Intissar, 43 ans, réside dans l’un de ces appartements HLM. « J’avais du mal à trouver un logement et la mairie m’a proposé celui-ci. L’ambiance m’a semblé étrange au départ, mais on s’y habitue », explique-t-elle en attendant sa benjamine pour le déjeuner. Quant à l’histoire de la Cité Radieuse, elle avoue ne pas s’y être intéressée « mais ça se voit qu’il est différent des autres HLM, c’est quelqu’un de connu qui l’a construit, ça je le sais ! »
Une école dans l’immeuble
Au dernier étage, les habitants peuvent retrouver une école maternelle. Regroupant deux classes et une quarantaine d’enfants, cet établissement reflète la volonté initiale de Le Corbusier de créer une unité d’habitation autonome, intégrant services et activités ludiques, y compris la distribution de journaux dans le hall.

L’ensemble est bordé de six hectares de jardins et d’espaces verts. Jean-Yves, 68 ans, fréquente ce lieu depuis des décennies. « Tout le monde se connaissait, c’était convivial et il y avait de nombreuses animations. On pouvait y vivre plusieurs jours sans sortir du quartier, tout était à portée de main », se remémore-t-il avec nostalgie. Aujourd’hui encore, la Cité Radieuse conserve son esprit communautaire. Les habitants qui y vivent aujourd’hui sont libres de participer aux activités proposées.

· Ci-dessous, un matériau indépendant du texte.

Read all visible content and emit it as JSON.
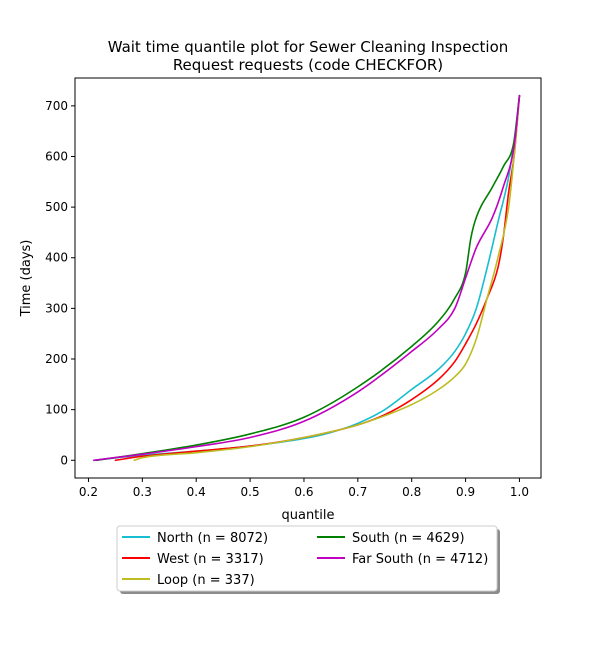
{
  "chart_data": {
    "type": "line",
    "title_lines": [
      "Wait time quantile plot for Sewer Cleaning Inspection",
      "Request  requests (code CHECKFOR)"
    ],
    "xlabel": "quantile",
    "ylabel": "Time (days)",
    "xlim": [
      0.175,
      1.04
    ],
    "ylim": [
      -35,
      755
    ],
    "xticks": [
      0.2,
      0.3,
      0.4,
      0.5,
      0.6,
      0.7,
      0.8,
      0.9,
      1.0
    ],
    "xtick_labels": [
      "0.2",
      "0.3",
      "0.4",
      "0.5",
      "0.6",
      "0.7",
      "0.8",
      "0.9",
      "1.0"
    ],
    "yticks": [
      0,
      100,
      200,
      300,
      400,
      500,
      600,
      700
    ],
    "ytick_labels": [
      "0",
      "100",
      "200",
      "300",
      "400",
      "500",
      "600",
      "700"
    ],
    "grid": false,
    "legend": {
      "placement": "below plot, two columns",
      "shadow": true
    },
    "series": [
      {
        "name": "North (n = 8072)",
        "color": "#17becf",
        "x": [
          0.21,
          0.3,
          0.4,
          0.5,
          0.6,
          0.65,
          0.7,
          0.75,
          0.8,
          0.85,
          0.88,
          0.9,
          0.92,
          0.94,
          0.96,
          0.98,
          0.99,
          1.0
        ],
        "y": [
          0,
          10,
          18,
          28,
          43,
          55,
          73,
          100,
          140,
          180,
          215,
          250,
          300,
          380,
          470,
          560,
          630,
          720
        ]
      },
      {
        "name": "West (n = 3317)",
        "color": "#ff0000",
        "x": [
          0.25,
          0.3,
          0.4,
          0.5,
          0.6,
          0.7,
          0.75,
          0.8,
          0.85,
          0.88,
          0.9,
          0.92,
          0.94,
          0.96,
          0.97,
          0.98,
          0.99,
          1.0
        ],
        "y": [
          0,
          8,
          18,
          28,
          45,
          70,
          90,
          120,
          160,
          195,
          230,
          270,
          320,
          380,
          440,
          530,
          600,
          720
        ]
      },
      {
        "name": "Loop (n = 337)",
        "color": "#bcbd22",
        "x": [
          0.285,
          0.3,
          0.4,
          0.5,
          0.6,
          0.7,
          0.8,
          0.85,
          0.88,
          0.9,
          0.92,
          0.94,
          0.96,
          0.98,
          0.99,
          1.0
        ],
        "y": [
          0,
          5,
          15,
          27,
          45,
          70,
          110,
          140,
          165,
          190,
          240,
          320,
          400,
          500,
          600,
          720
        ]
      },
      {
        "name": "South (n = 4629)",
        "color": "#008000",
        "x": [
          0.215,
          0.3,
          0.4,
          0.5,
          0.6,
          0.7,
          0.8,
          0.85,
          0.88,
          0.9,
          0.91,
          0.92,
          0.95,
          0.97,
          0.99,
          1.0
        ],
        "y": [
          0,
          13,
          30,
          52,
          85,
          145,
          225,
          275,
          320,
          370,
          440,
          480,
          540,
          580,
          630,
          720
        ]
      },
      {
        "name": "Far South (n = 4712)",
        "color": "#bf00bf",
        "x": [
          0.21,
          0.3,
          0.4,
          0.5,
          0.6,
          0.7,
          0.8,
          0.85,
          0.88,
          0.9,
          0.92,
          0.95,
          0.97,
          0.99,
          1.0
        ],
        "y": [
          0,
          12,
          27,
          45,
          77,
          135,
          215,
          260,
          300,
          360,
          420,
          480,
          540,
          620,
          720
        ]
      }
    ]
  }
}
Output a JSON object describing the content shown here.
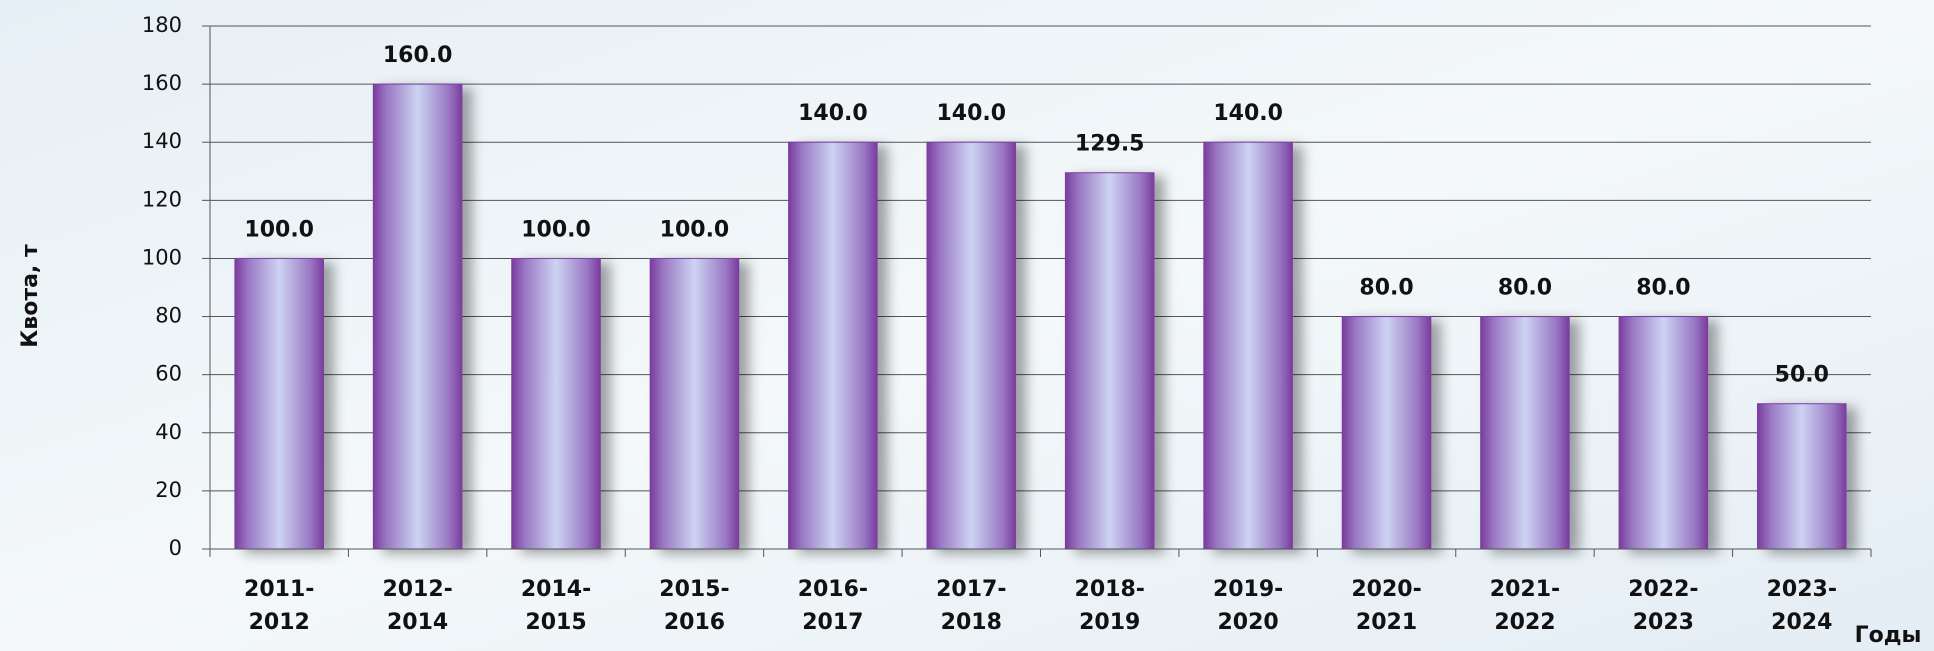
{
  "chart_data": {
    "type": "bar",
    "y_label": "Квота, т",
    "x_label": "Годы",
    "categories": [
      "2011-2012",
      "2012-2014",
      "2014-2015",
      "2015-2016",
      "2016-2017",
      "2017-2018",
      "2018-2019",
      "2019-2020",
      "2020-2021",
      "2021-2022",
      "2022-2023",
      "2023-2024"
    ],
    "values": [
      100,
      160,
      100,
      100,
      140,
      140,
      129.5,
      140,
      80,
      80,
      80,
      50
    ],
    "value_labels": [
      "100.0",
      "160.0",
      "100.0",
      "100.0",
      "140.0",
      "140.0",
      "129.5",
      "140.0",
      "80.0",
      "80.0",
      "80.0",
      "50.0"
    ],
    "color": "#7b3fa0",
    "ylim": [
      0,
      180
    ],
    "yticks": [
      0,
      20,
      40,
      60,
      80,
      100,
      120,
      140,
      160,
      180
    ],
    "grid": true
  }
}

De cette façon, chaque mercredi, un marché s’installe dans l’entrée du bâtiment, tandis que les habitants organisent diverses activités : sport, couture et autres loisirs collectifs. Toutefois, cet immeuble, bien que septuagénaire, continue ainsi de remplir sa mission d’espace de vie harmonieux et fonctionnel, fidèle à la vision de son créateur.